On Wednesday, Isaiah McCoy and his wife, Tawana Roberts, appeared briefly before a judge.

McCoy is charged with one count of human trafficking, and Roberts, a Schofield Barracks soldier, is charged with helping her husband recruit women.

In court documents obtained by Hawaii News Now, authorities argued it's imperative that McCoy stays in jail while awaiting trial because he's demonstrated a credible intent to continue committing crimes.

Evidence submitted by prosecutors shows McCoy in a Facebook Live video posted in September 2017 driving around Oahu, in the company of accused murderer named Jordan Smith, with what appears to be drugs and handgun in the back seat.

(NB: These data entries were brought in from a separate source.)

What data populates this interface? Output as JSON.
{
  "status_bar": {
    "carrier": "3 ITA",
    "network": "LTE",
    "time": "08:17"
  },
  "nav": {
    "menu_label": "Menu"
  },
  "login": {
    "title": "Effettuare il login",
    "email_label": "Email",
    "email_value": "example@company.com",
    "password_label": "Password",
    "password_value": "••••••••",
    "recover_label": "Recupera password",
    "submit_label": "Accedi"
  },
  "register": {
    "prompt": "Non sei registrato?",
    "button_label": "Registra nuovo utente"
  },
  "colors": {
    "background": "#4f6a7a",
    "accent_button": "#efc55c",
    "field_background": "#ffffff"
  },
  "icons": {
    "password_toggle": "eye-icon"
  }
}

It's in that video that federal authorities say McCoy "alludes to a prostitution ring he set up in Waikiki" and "appears to suggest an intent to recruit more girls for his business."

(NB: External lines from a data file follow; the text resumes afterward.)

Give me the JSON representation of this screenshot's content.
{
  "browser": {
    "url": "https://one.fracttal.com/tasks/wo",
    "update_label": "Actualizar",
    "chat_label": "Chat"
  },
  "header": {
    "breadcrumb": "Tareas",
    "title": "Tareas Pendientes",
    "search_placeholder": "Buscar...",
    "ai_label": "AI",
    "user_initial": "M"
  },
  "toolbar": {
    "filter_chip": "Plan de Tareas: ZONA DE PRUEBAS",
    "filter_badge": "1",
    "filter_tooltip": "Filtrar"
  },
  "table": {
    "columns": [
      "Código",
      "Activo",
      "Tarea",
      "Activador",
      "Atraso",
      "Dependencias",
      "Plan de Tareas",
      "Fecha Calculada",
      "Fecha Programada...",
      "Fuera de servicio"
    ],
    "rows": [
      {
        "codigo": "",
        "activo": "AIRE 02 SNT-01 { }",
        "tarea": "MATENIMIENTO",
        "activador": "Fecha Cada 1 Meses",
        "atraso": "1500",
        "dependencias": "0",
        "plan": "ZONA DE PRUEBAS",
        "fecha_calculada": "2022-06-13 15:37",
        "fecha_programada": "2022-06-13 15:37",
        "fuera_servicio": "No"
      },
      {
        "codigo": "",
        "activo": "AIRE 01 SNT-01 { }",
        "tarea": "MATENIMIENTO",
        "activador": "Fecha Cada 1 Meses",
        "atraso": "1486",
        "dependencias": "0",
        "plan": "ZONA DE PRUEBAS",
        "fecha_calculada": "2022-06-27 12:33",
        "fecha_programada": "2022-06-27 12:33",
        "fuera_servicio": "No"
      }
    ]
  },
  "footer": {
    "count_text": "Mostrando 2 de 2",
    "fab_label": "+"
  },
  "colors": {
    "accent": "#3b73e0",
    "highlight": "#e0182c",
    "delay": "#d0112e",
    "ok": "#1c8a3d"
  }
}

In a portion of the video that was obtained by Hawaii News Now, McCoy himself addresses the camera, saying: " Waikiki man, rich n****s out here, you feel me? Y'all n****s don't be seeing me on social media because I've been hiding. I got too much money, you feel me?"

The 17-page motion also details police interviews with two women who say McCoy coerced them into prostitution. The women allege they were held captive in a hotel room and suffered beatings and rapes by McCoy, though he has not been charged with any crime related to those accusations.

"I think that's where the government falls a little short," said attorney Victor Bakke.

Despite the allegations, Bakke says federal investigators might be in for a difficult time convincing a judge to keep McCoy in jail until trial.

"Because they're talking a lot about these other victims, but they haven't come forward officially. There's been no other charges filed, and the government is basically saying 'Well we think he's doing this stuff. He used to be in a gang. He has this past,'" said Bakke. "But they don't really have much on him as far as the dangerousness issue."

McCoy left the courtroom smiling after his case was continued until next week, keeping up the confident attitude he showed to Hawaii News Now in interviews conducted prior his latest arrest.

According to court documents, McCoy denies being involved in any sex trafficking — though when asked about the women who called him their pimp, McCoy told police he was their manager, adding the women paid him for protection and a place to stay.